Jean Valjean prit dans ses deux mains la tête de Fantine et l’arrangea sur
l’oreiller comme une mère eût fait pour son enfant, il lui rattacha le cordon
de sa chemise et rentra ses cheveux sous son bonnet. Cela fait, il lui ferma
les yeux.
La face de Fantine en cet instant semblait étrangement éclairée.
La mort, c’est l’entrée dans la grande lueur.
La main de Fantine pendait hors du lit. Jean Valjean s’agenouilla devant
cette main, la souleva doucement et la baisa.
Puis il se redressa, et, se tournant vers Javert :
– Maintenant, dit-il, je suis à vous.
V
Tombeau convenable
Javert déposa Jean Valjean à la prison de la ville. L’arrestation de
M. Madeleine produisit à Montreuil-sur-Mer une sensation, ou pour mieux
dire une commotion extraordinaire. Nous sommes tristes de ne pouvoir
dissimuler que sur ce seul mot : c’était un galérien, tout le monde à peu près
l’abandonna. En moins de deux heures tout le bien qu’il avait fait fut oublié,
et ce ne fut plus « qu’un galérien ». Il est juste de dire qu’on ne connaissait
pas encore les détails de l’évènement d’Arras. Toute la journée on entendait
dans toutes les parties de la ville des conversations comme celle-ci :
– Vous ne savez pas ? c’était un forçat libéré ! – Qui ça ? – Le maire.

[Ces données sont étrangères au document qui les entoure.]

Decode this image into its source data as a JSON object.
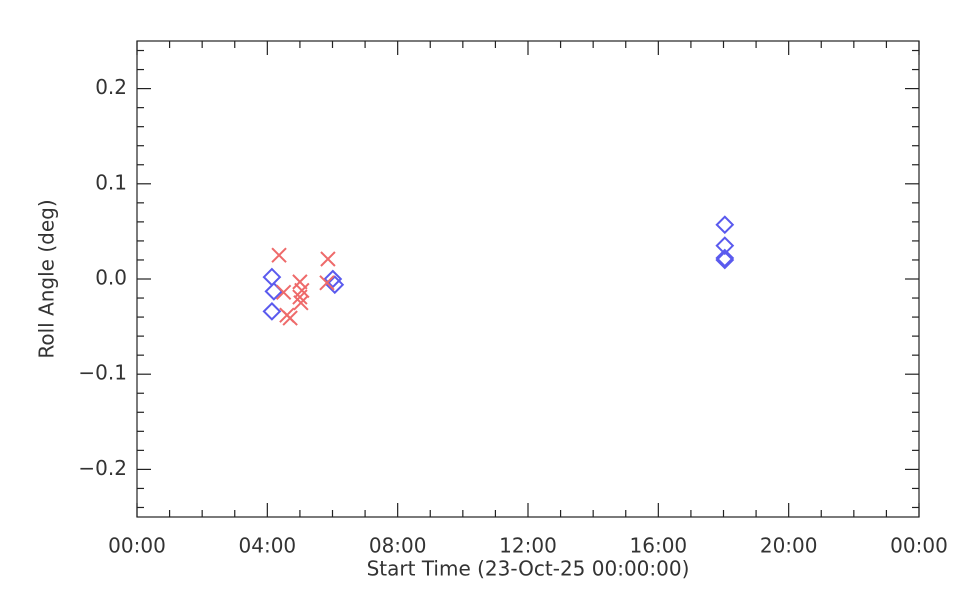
{
  "chart_data": {
    "type": "scatter",
    "x_label": "Start Time (23-Oct-25 00:00:00)",
    "y_label": "Roll Angle (deg)",
    "xlim": [
      0,
      24
    ],
    "xticks": [
      {
        "value": 0,
        "label": "00:00"
      },
      {
        "value": 4,
        "label": "04:00"
      },
      {
        "value": 8,
        "label": "08:00"
      },
      {
        "value": 12,
        "label": "12:00"
      },
      {
        "value": 16,
        "label": "16:00"
      },
      {
        "value": 20,
        "label": "20:00"
      },
      {
        "value": 24,
        "label": "00:00"
      }
    ],
    "ylim": [
      -0.25,
      0.25
    ],
    "yticks": [
      {
        "value": -0.2,
        "label": "−0.2"
      },
      {
        "value": -0.1,
        "label": "−0.1"
      },
      {
        "value": 0,
        "label": "0.0"
      },
      0.1,
      0.2
    ],
    "series": [
      {
        "marker": "diamond",
        "color": "#5a5aee",
        "x": [
          4.14,
          4.2,
          4.14,
          6.01,
          6.07,
          18.04,
          18.04,
          18.04,
          18.04
        ],
        "values": [
          0.002,
          -0.013,
          -0.034,
          0.0,
          -0.006,
          0.057,
          0.035,
          0.022,
          0.02
        ]
      },
      {
        "marker": "x",
        "color": "#ee6a6a",
        "x": [
          4.36,
          4.5,
          4.6,
          4.7,
          5.0,
          5.06,
          5.0,
          5.03,
          5.86,
          5.83
        ],
        "values": [
          0.025,
          -0.014,
          -0.038,
          -0.041,
          -0.003,
          -0.012,
          -0.019,
          -0.025,
          0.021,
          -0.004
        ]
      }
    ]
  }
}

– Bah ! M. Madeleine ? – Oui. – Vraiment ? – Il ne s’appelait pas Madeleine,
il a un affreux nom, Béjean, Bojean, Boujean. – Ah, mon Dieu ! – Il est
arrêté. – Arrêté ! – En prison à la prison de la ville, en attendant qu’on le
transfère. – Qu’on le transfère ! On va le transférer ! Où va-t-on le transférer ?
– Il va passer aux assises pour un vol de grand chemin qu’il a fait autrefois.